I often find myself searching for things people owe me, which means they will have the characters “ETR” in the task. “ETR” stands for “expect to receive,” a shorthand I have used for many years. The app allowed me to create and save a filter called “ETR.” Likewise, I have created an “xx” filter. When one of my tasks actually represents a multi-step goal, I enter the goal and the next step toward achieving that goal on the same line, separated by “xx.” The “xx” filter I created returns a list of every goal I am working on along with exactly what needs to be done next. It’s still not as easy as what I had on the BlackBerry, but it offers many other advantage over what I was used to on the BlackBerry task app.
Drag and drop
Those who have heard me talk about getting from “in to empty” with Outlook know how powerful the “drag and drop” feature is. When I read an email containing information which belongs on the calendar, dragging it to the Calendar button creates a new appointment with the entire body of the email appearing in the note section of that appointment. I set a date, set a time, and save. The item is now on my calendar.
When I receive an email which will require me to “do” something, and I don’t want to do it now, dragging that email to the Task button creates a new task. I amend the subject line, set start and due dates, and save. The item appears on my task list. I can now delete the email.
Drag and drop is a great feature of Outlook and highlights one advantage of having an integrated program. Luckily, ToodleDo provides a solution for those in a non-Outlook environment. When you create a ToodleDo account, you are provided with a “secret” ToodleDo email. In short, whatever is sent to that email is added to your ToodleDo list. I created a new contact, called it “ToodleDo,” and entered this “secret” email address. Now, when I have an email which represents a “to-do,” I forward that email to ToodleDo. Before sending, I change the subject line to reflect exactly what needs to be done. ToodleDo also provides some shortcuts I can add which will instruct it what start and due dates to set for that task or what priority to attach.

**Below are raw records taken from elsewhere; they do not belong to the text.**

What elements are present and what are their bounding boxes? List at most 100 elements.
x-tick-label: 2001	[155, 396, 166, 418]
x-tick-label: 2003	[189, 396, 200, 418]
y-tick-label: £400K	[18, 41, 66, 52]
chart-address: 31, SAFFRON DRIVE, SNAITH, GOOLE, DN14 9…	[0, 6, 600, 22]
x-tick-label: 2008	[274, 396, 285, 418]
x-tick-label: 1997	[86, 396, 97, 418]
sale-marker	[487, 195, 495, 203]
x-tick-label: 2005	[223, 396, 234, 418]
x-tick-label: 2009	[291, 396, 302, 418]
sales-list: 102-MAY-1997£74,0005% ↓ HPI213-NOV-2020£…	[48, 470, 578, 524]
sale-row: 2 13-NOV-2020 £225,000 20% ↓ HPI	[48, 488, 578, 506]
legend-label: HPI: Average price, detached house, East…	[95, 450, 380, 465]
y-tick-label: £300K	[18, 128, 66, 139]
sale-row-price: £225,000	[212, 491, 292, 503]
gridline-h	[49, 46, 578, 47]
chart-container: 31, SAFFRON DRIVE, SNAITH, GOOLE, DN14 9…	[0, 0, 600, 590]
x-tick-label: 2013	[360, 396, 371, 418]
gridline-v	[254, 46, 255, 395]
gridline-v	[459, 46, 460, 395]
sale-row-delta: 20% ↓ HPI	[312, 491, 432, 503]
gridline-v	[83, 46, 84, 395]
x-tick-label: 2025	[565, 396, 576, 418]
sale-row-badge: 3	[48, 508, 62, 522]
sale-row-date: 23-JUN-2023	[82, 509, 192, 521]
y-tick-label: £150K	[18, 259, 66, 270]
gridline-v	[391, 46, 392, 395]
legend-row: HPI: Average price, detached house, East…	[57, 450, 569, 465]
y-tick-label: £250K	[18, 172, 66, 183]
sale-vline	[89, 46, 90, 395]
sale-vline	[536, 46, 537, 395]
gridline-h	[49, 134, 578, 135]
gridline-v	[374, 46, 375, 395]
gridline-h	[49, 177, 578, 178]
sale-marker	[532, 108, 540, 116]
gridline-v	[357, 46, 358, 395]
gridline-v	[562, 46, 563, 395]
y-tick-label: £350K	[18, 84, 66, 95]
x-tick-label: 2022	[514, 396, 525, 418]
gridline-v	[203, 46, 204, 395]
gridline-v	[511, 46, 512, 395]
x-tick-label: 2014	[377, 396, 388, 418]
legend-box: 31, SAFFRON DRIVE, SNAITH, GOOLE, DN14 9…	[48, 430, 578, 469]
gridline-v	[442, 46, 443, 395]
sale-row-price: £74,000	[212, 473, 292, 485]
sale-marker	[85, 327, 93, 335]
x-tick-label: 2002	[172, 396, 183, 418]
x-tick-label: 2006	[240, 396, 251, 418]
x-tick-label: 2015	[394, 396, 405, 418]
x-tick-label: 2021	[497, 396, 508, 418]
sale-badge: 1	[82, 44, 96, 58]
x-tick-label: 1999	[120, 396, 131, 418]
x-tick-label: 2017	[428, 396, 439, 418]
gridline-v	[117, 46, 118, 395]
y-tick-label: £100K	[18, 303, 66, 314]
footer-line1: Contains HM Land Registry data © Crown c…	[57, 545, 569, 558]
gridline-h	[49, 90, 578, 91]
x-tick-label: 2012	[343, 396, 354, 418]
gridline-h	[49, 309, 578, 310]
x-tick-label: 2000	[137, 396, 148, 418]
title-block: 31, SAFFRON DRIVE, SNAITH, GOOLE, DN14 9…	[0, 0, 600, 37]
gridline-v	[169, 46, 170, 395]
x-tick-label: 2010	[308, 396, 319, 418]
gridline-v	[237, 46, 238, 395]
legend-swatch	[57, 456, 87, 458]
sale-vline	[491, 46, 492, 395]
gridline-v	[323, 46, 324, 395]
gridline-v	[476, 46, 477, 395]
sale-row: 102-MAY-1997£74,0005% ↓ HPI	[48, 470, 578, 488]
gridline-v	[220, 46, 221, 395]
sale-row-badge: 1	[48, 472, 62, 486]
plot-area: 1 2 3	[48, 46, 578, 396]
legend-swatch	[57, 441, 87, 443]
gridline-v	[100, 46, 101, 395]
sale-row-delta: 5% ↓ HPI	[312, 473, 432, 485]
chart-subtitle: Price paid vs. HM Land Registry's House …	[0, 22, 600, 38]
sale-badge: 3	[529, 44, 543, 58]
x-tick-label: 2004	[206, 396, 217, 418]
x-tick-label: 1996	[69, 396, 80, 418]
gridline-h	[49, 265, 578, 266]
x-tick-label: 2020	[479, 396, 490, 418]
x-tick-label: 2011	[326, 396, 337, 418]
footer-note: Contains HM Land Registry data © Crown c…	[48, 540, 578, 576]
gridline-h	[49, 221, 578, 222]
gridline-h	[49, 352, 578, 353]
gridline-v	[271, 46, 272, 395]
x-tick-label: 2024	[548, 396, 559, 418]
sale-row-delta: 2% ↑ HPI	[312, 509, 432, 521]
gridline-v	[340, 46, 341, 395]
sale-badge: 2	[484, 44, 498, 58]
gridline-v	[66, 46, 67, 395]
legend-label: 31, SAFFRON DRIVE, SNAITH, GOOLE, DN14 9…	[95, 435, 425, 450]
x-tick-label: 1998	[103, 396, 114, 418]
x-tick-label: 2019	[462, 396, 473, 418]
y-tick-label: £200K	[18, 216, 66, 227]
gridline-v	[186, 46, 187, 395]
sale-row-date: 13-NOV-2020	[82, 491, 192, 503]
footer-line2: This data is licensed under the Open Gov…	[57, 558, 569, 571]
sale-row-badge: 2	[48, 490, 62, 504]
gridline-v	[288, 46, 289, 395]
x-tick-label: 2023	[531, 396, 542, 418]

If Outlook is not available to you, or you choose not to use Outlook, I recommend ToodleDo. At first glance, it may not seem different from other options. The more you peel back that onion, the more you find capabilities that will suit the needs of the high-power user.
I plan to return to the topic of ToodleDo in the future and focus on some of the capabilities and strategies. I will also do the same for the Ultimate To-Do List.
Any ToodleDo users out there? What about users of the Ultimate To-Do List? If you have another solution that works for you, I would like to hear your feedback as well.